After the men's team initially failed to qualify for the 2012 Summer Olympics in London, Thomas gave a solid performance at the London Prepares FIG Olympic Test event. The men's team qualified more than 7 points ahead of the silver medal team, France, and Thomas placed 2nd in the All-Around behind teammate Daniel Purvis, as well as qualifying to several finals. In the finals he won a Bronze on Floor, Bronze on Vault and Gold on High Bar.

===2012 and 2013===
====Summer Olympics in London====
At the London Olympics, Thomas was part of the bronze medal-winning GB men's team, competing on 30 July 2012 at the North Greenwich Arena .

In this team final, he vaulted with a massive score of 16.550.
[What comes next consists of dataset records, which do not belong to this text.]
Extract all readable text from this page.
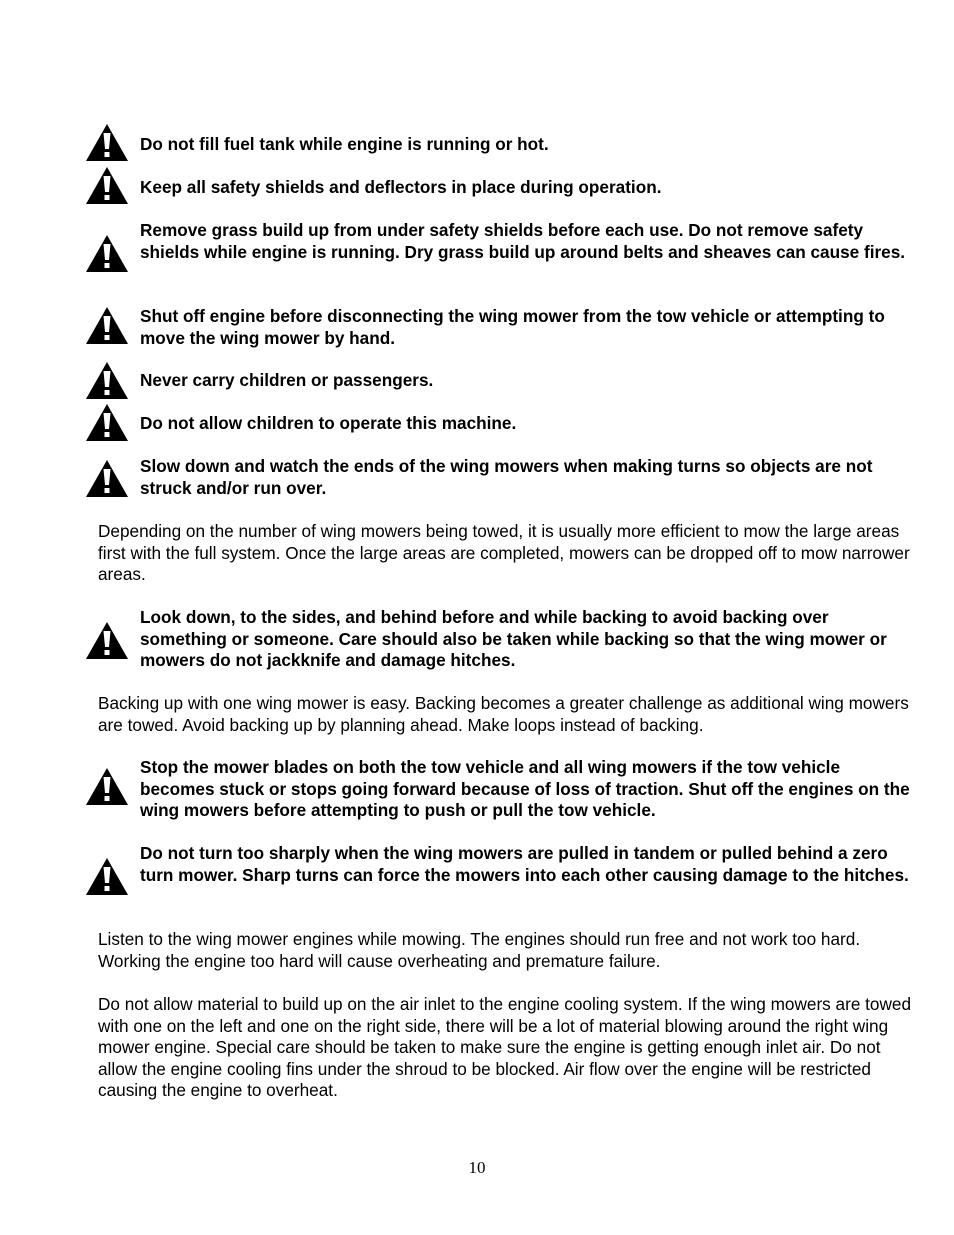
Do not fill fuel tank while engine is running or hot.

Keep all safety shields and deflectors in place during operation.

Remove grass build up from under safety shields before each use. Do not remove safety shields while engine is running. Dry grass build up around belts and sheaves can cause fires.

Shut off engine before disconnecting the wing mower from the tow vehicle or attempting to move the wing mower by hand.

Never carry children or passengers.

Do not allow children to operate this machine.

Slow down and watch the ends of the wing mowers when making turns so objects are not struck and/or run over.

Depending on the number of wing mowers being towed, it is usually more efficient to mow the large areas first with the full system. Once the large areas are completed, mowers can be dropped off to mow narrower areas.

Look down, to the sides, and behind before and while backing to avoid backing over something or someone. Care should also be taken while backing so that the wing mower or mowers do not jackknife and damage hitches.

Backing up with one wing mower is easy. Backing becomes a greater challenge as additional wing mowers are towed. Avoid backing up by planning ahead. Make loops instead of backing.

Stop the mower blades on both the tow vehicle and all wing mowers if the tow vehicle becomes stuck or stops going forward because of loss of traction. Shut off the engines on the wing mowers before attempting to push or pull the tow vehicle.

Do not turn too sharply when the wing mowers are pulled in tandem or pulled behind a zero turn mower. Sharp turns can force the mowers into each other causing damage to the hitches.

Listen to the wing mower engines while mowing. The engines should run free and not work too hard. Working the engine too hard will cause overheating and premature failure.

Do not allow material to build up on the air inlet to the engine cooling system. If the wing mowers are towed with one on the left and one on the right side, there will be a lot of material blowing around the right wing mower engine. Special care should be taken to make sure the engine is getting enough inlet air. Do not allow the engine cooling fins under the shroud to be blocked. Air flow over the engine will be restricted causing the engine to overheat.

10
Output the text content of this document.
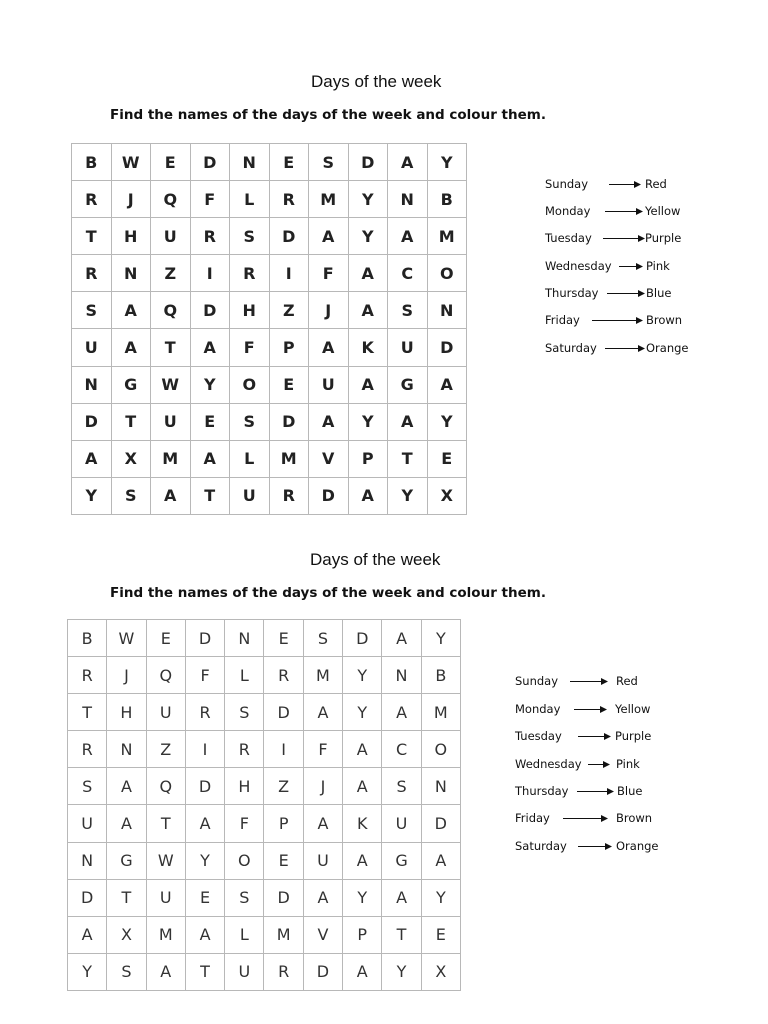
Days of the week
Find the names of the days of the week and colour them.
B	W	E	D	N	E	S	D	A	Y
R	J	Q	F	L	R	M	Y	N	B
T	H	U	R	S	D	A	Y	A	M
R	N	Z	I	R	I	F	A	C	O
S	A	Q	D	H	Z	J	A	S	N
U	A	T	A	F	P	A	K	U	D
N	G	W	Y	O	E	U	A	G	A
D	T	U	E	S	D	A	Y	A	Y
A	X	M	A	L	M	V	P	T	E
Y	S	A	T	U	R	D	A	Y	X
Sunday	Red
Monday	Yellow
Tuesday	Purple
Wednesday	Pink
Thursday	Blue
Friday	Brown
Saturday	Orange
Days of the week
Find the names of the days of the week and colour them.
B	W	E	D	N	E	S	D	A	Y
R	J	Q	F	L	R	M	Y	N	B
T	H	U	R	S	D	A	Y	A	M
R	N	Z	I	R	I	F	A	C	O
S	A	Q	D	H	Z	J	A	S	N
U	A	T	A	F	P	A	K	U	D
N	G	W	Y	O	E	U	A	G	A
D	T	U	E	S	D	A	Y	A	Y
A	X	M	A	L	M	V	P	T	E
Y	S	A	T	U	R	D	A	Y	X
Sunday	Red
Monday	Yellow
Tuesday	Purple
Wednesday	Pink
Thursday	Blue
Friday	Brown
Saturday	Orange
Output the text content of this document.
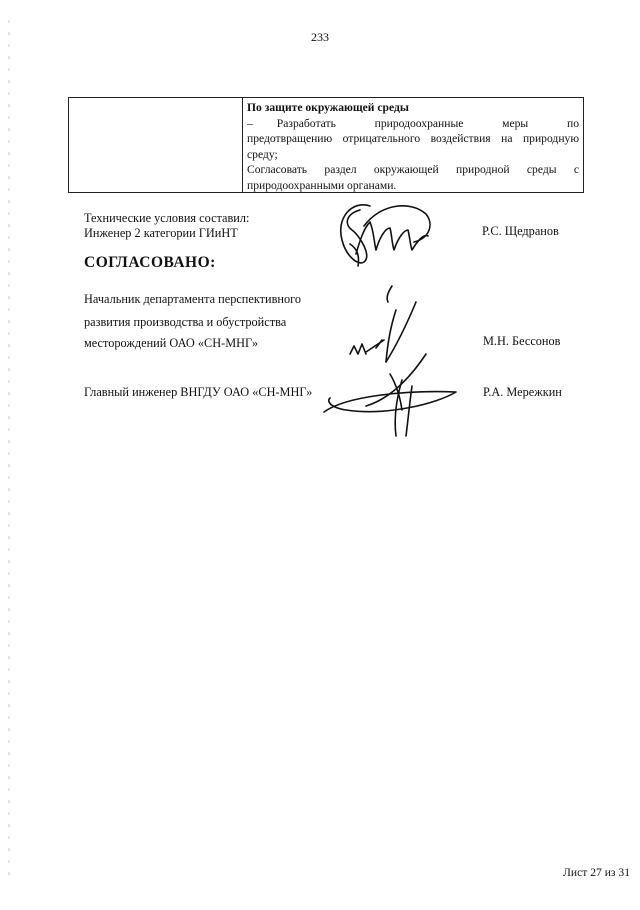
233
По защите окружающей среды
– Разработать природоохранные меры по
предотвращению отрицательного воздействия на природную
среду;
Согласовать раздел окружающей природной среды с
природоохранными органами.
Технические условия составил:
Инженер 2 категории ГИиНТ	Р.С. Щедранов
СОГЛАСОВАНО:
Начальник департамента перспективного
развития производства и обустройства
месторождений ОАО «СН-МНГ»	М.Н. Бессонов
Главный инженер ВНГДУ ОАО «СН-МНГ»	Р.А. Мережкин
Лист 27 из 31
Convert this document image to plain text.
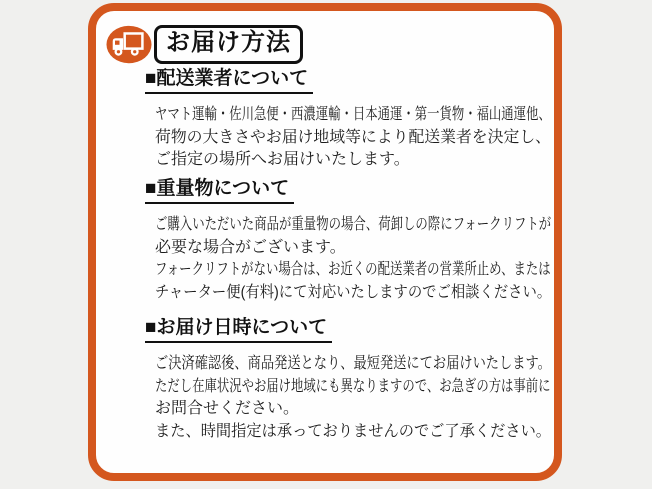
お届け方法
■配送業者について
ヤマト運輸・佐川急便・西濃運輸・日本通運・第一貨物・福山通運他、
荷物の大きさやお届け地域等により配送業者を決定し、
ご指定の場所へお届けいたします。
■重量物について
ご購入いただいた商品が重量物の場合、荷卸しの際にフォークリフトが
必要な場合がございます。
フォークリフトがない場合は、お近くの配送業者の営業所止め、または
チャーター便(有料)にて対応いたしますのでご相談ください。
■お届け日時について
ご決済確認後、商品発送となり、最短発送にてお届けいたします。
ただし在庫状況やお届け地域にも異なりますので、お急ぎの方は事前に
お問合せください。
また、時間指定は承っておりませんのでご了承ください。
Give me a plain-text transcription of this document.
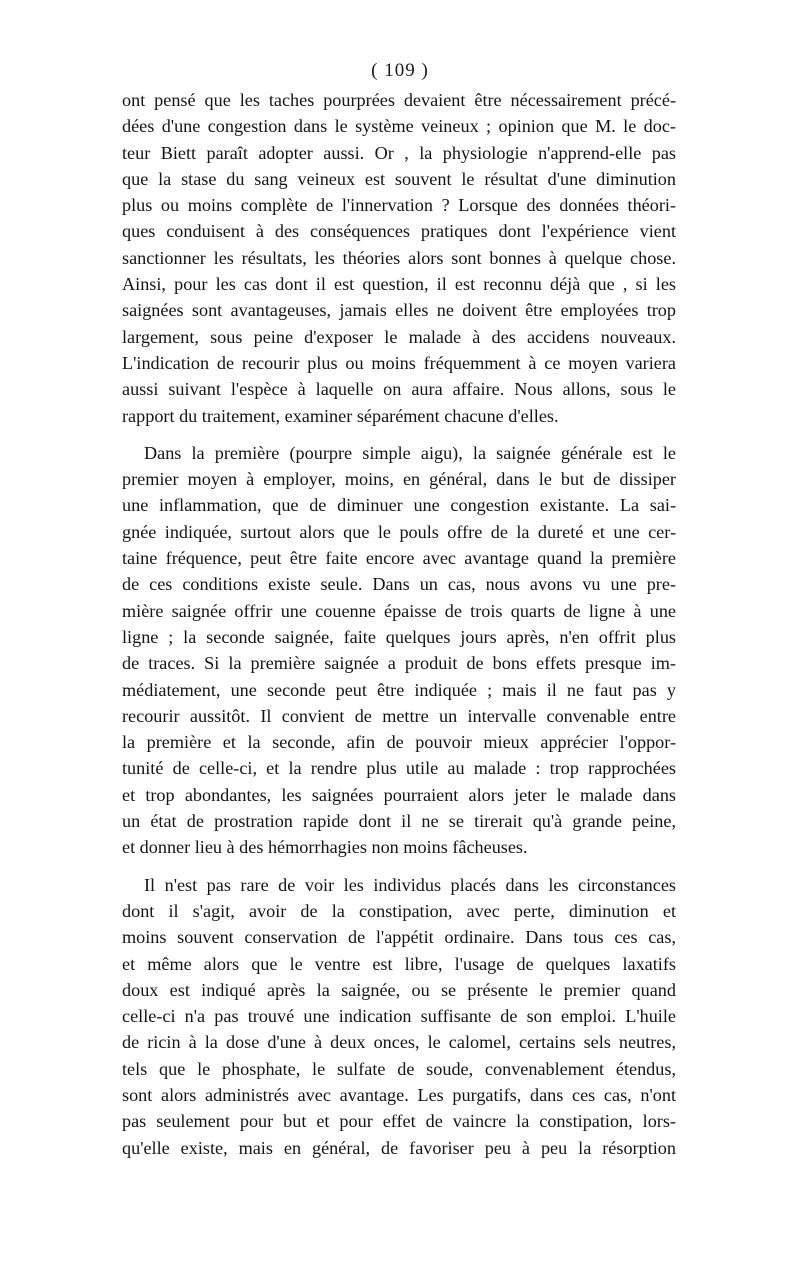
( 109 )
ont pensé que les taches pourprées devaient être nécessairement précé-
dées d'une congestion dans le système veineux ; opinion que M. le doc-
teur Biett paraît adopter aussi. Or , la physiologie n'apprend-elle pas
que la stase du sang veineux est souvent le résultat d'une diminution
plus ou moins complète de l'innervation ? Lorsque des données théori-
ques conduisent à des conséquences pratiques dont l'expérience vient
sanctionner les résultats, les théories alors sont bonnes à quelque chose.
Ainsi, pour les cas dont il est question, il est reconnu déjà que , si les
saignées sont avantageuses, jamais elles ne doivent être employées trop
largement, sous peine d'exposer le malade à des accidens nouveaux.
L'indication de recourir plus ou moins fréquemment à ce moyen variera
aussi suivant l'espèce à laquelle on aura affaire. Nous allons, sous le
rapport du traitement, examiner séparément chacune d'elles.
Dans la première (pourpre simple aigu), la saignée générale est le
premier moyen à employer, moins, en général, dans le but de dissiper
une inflammation, que de diminuer une congestion existante. La sai-
gnée indiquée, surtout alors que le pouls offre de la dureté et une cer-
taine fréquence, peut être faite encore avec avantage quand la première
de ces conditions existe seule. Dans un cas, nous avons vu une pre-
mière saignée offrir une couenne épaisse de trois quarts de ligne à une
ligne ; la seconde saignée, faite quelques jours après, n'en offrit plus
de traces. Si la première saignée a produit de bons effets presque im-
médiatement, une seconde peut être indiquée ; mais il ne faut pas y
recourir aussitôt. Il convient de mettre un intervalle convenable entre
la première et la seconde, afin de pouvoir mieux apprécier l'oppor-
tunité de celle-ci, et la rendre plus utile au malade : trop rapprochées
et trop abondantes, les saignées pourraient alors jeter le malade dans
un état de prostration rapide dont il ne se tirerait qu'à grande peine,
et donner lieu à des hémorrhagies non moins fâcheuses.
Il n'est pas rare de voir les individus placés dans les circonstances
dont il s'agit, avoir de la constipation, avec perte, diminution et
moins souvent conservation de l'appétit ordinaire. Dans tous ces cas,
et même alors que le ventre est libre, l'usage de quelques laxatifs
doux est indiqué après la saignée, ou se présente le premier quand
celle-ci n'a pas trouvé une indication suffisante de son emploi. L'huile
de ricin à la dose d'une à deux onces, le calomel, certains sels neutres,
tels que le phosphate, le sulfate de soude, convenablement étendus,
sont alors administrés avec avantage. Les purgatifs, dans ces cas, n'ont
pas seulement pour but et pour effet de vaincre la constipation, lors-
qu'elle existe, mais en général, de favoriser peu à peu la résorption
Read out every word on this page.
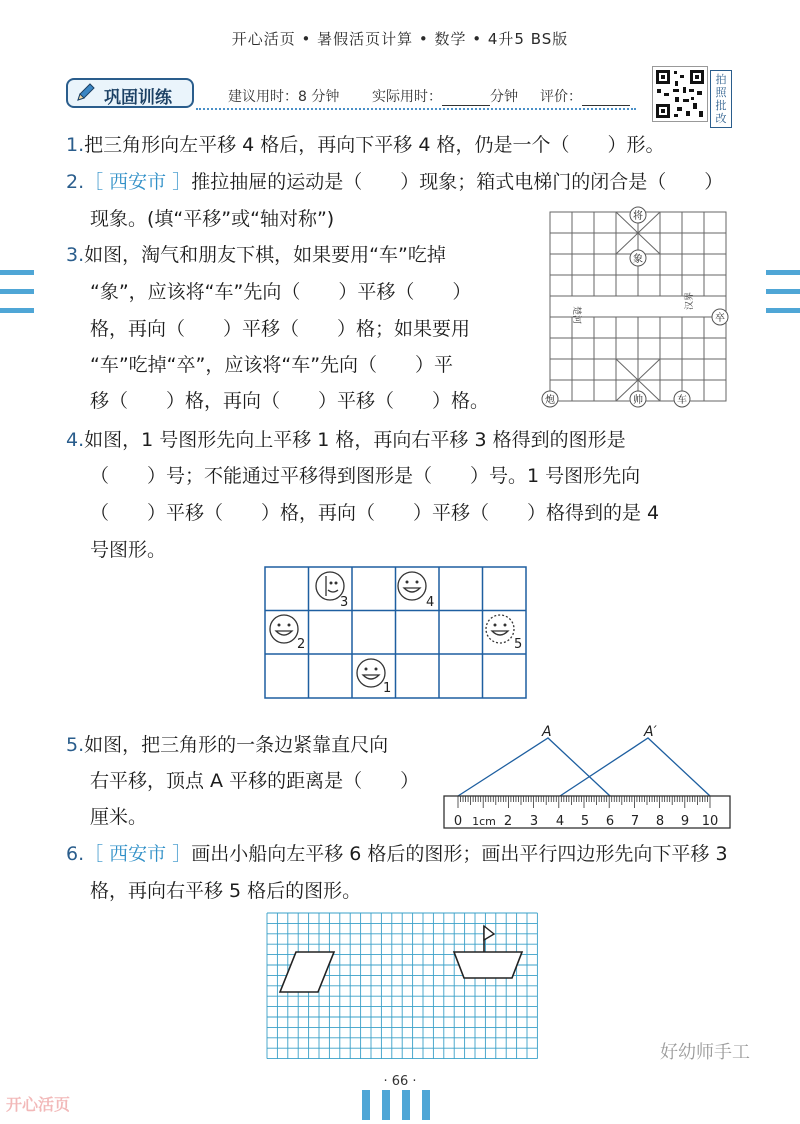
开心活页 • 暑假活页计算 • 数学 • 4升5 BS版
巩固训练	建议用时：8 分钟 实际用时：	分钟 评价：
拍
照
批
改
1.把三角形向左平移 4 格后，再向下平移 4 格，仍是一个（　　）形。
2.［ 西安市 ］推拉抽屉的运动是（　　）现象；箱式电梯门的闭合是（　　）
现象。(填“平移”或“轴对称”)
3.如图，淘气和朋友下棋，如果要用“车”吃掉
“象”，应该将“车”先向（　　）平移（　　）
格，再向（　　）平移（　　）格；如果要用
“车”吃掉“卒”，应该将“车”先向（　　）平
移（　　）格，再向（　　）平移（　　）格。
楚河
汉界
将
象
卒
炮	帅	车
4.如图，1 号图形先向上平移 1 格，再向右平移 3 格得到的图形是
（　　）号；不能通过平移得到图形是（　　）号。1 号图形先向
（　　）平移（　　）格，再向（　　）平移（　　）格得到的是 4
号图形。
3	4
2	5
1
5.如图，把三角形的一条边紧靠直尺向
右平移，顶点 A 平移的距离是（　　）
厘米。
A	A′
0 1cm 2 3 4 5 6 7 8 9 10
6.［ 西安市 ］画出小船向左平移 6 格后的图形；画出平行四边形先向下平移 3
格，再向右平移 5 格后的图形。
好幼师手工
· 66 ·
开心活页
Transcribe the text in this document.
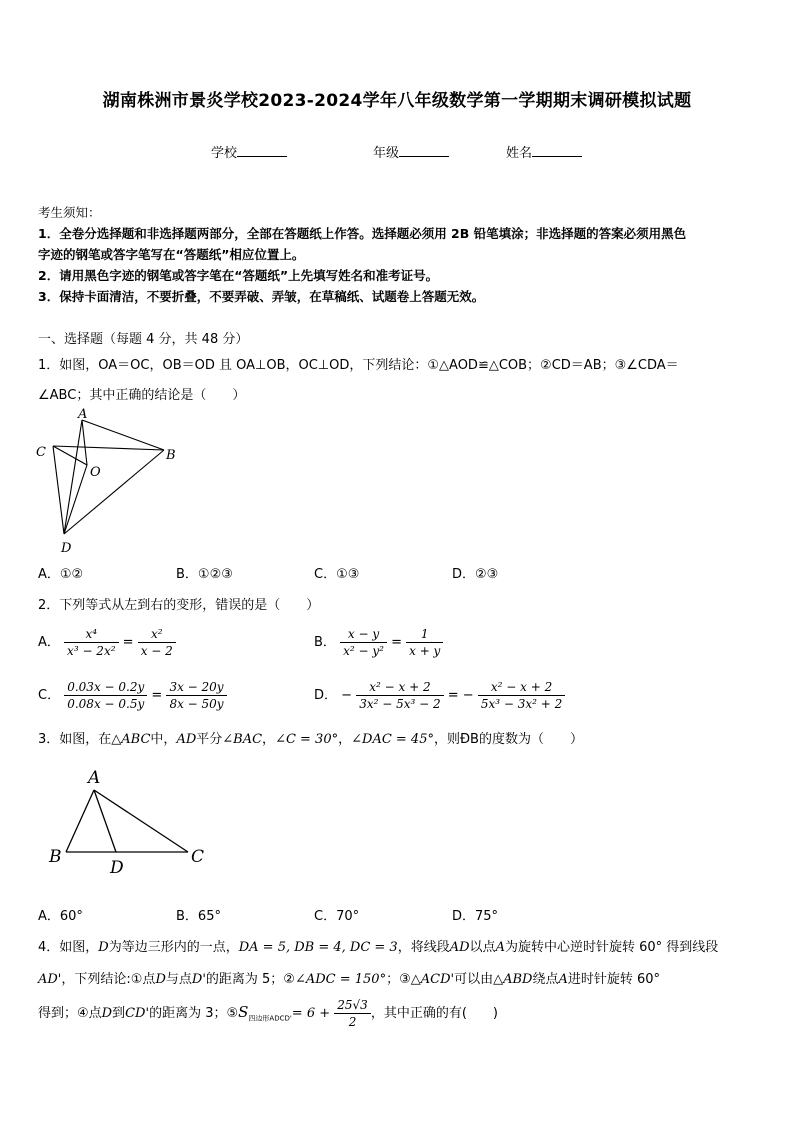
湖南株洲市景炎学校2023-2024学年八年级数学第一学期期末调研模拟试题
学校	年级	姓名
考生须知：
1．全卷分选择题和非选择题两部分，全部在答题纸上作答。选择题必须用 2B 铅笔填涂；非选择题的答案必须用黑色
字迹的钢笔或答字笔写在“答题纸”相应位置上。
2．请用黑色字迹的钢笔或答字笔在“答题纸”上先填写姓名和准考证号。
3．保持卡面清洁，不要折叠，不要弄破、弄皱，在草稿纸、试题卷上答题无效。
一、选择题（每题 4 分，共 48 分）
1．如图，OA＝OC，OB＝OD 且 OA⊥OB，OC⊥OD，下列结论：①△AOD≌△COB；②CD＝AB；③∠CDA＝
∠ABC；其中正确的结论是（　　）
A
C	B
O
D
A．①②	B．①②③	C．①③	D．②③
2．下列等式从左到右的变形，错误的是（　　）
A． $\frac{\text{x⁴}}{\text{x³ − 2x²}} = \frac{\text{x²}}{x - 2}$	B． $\frac{x - y}{\text{x² − y²}} = \frac{1}{x + y}$
C． $\frac{0.03x - 0.2y}{0.08x - 0.5y} = \frac{3x - 20y}{8x - 50y}$	D． − $\frac{\text{x² − x + 2}}{\text{3x² − 5x³ − 2}}$ = − $\frac{\text{x² − x + 2}}{\text{5x³ − 3x² + 2}}$
3．如图，在△ABC中，AD平分∠BAC，∠C = 30°，∠DAC = 45°，则ÐB的度数为（　　）
A
B	C
D
A．60°	B．65°	C．70°	D．75°
4．如图，D为等边三形内的一点，DA = 5, DB = 4, DC = 3，将线段AD以点A为旋转中心逆时针旋转 60° 得到线段
AD'，下列结论:①点D与点D'的距离为 5；②∠ADC = 150°；③△ACD'可以由△ABD绕点A进时针旋转 60°
得到；④点D到CD'的距离为 3；$⑤S_{四边形ADCD'}= 6 + \frac{25√3}{2}$ ，其中正确的有(　　)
In October, 2013, Thomas competed at the 2013 World Artistic Gymnastics Championships in Antwerp, Belgium. In the vault final, he won the bronze with the score of 15.233, behind Yang Hak-Seon and Steven Legendre.

===2014===
====European Championships====
On May 19–25, 2014, at the 2014 European Championships in Sofia. Thomas, along with his teammates Daniel Keatings, Daniel Purvis, Max Whitlock, and Sam Oldham, won Team Great Britain the silver medal behind Russia with a total score of 262.087 points. In event finals, Thomas won the bronze medal in high bar (14.808) behind teammate Sam Oldham.

====Commonwealth Games====
In July and August, at the 2014 Commonwealth Games held in Glasgow, Thomas contributed a score of 58.599 for the England team and won gold. He qualified for the vault final with a score of 15.100, and also finished in 8th in the Floor final. With a score of 15.033, he also qualified for the Horizontal bar final. He won silver for vault with a score of 14.499, coming behind Canadian gymnast Scott Morgan. Thomas scored 14.966 on Horizontal Bar, matching teammate Nile Wilson's score, but scoring lower on execution to win silver.

On 19 October 2017, Kristian announced his retirement from gymnastics.

==Post-gymnastics career==
In January 2022, Thomas became the Player Care & Engagement Manager at the Premier League. In October 2022, Thomas ran the 2022 London Marathon.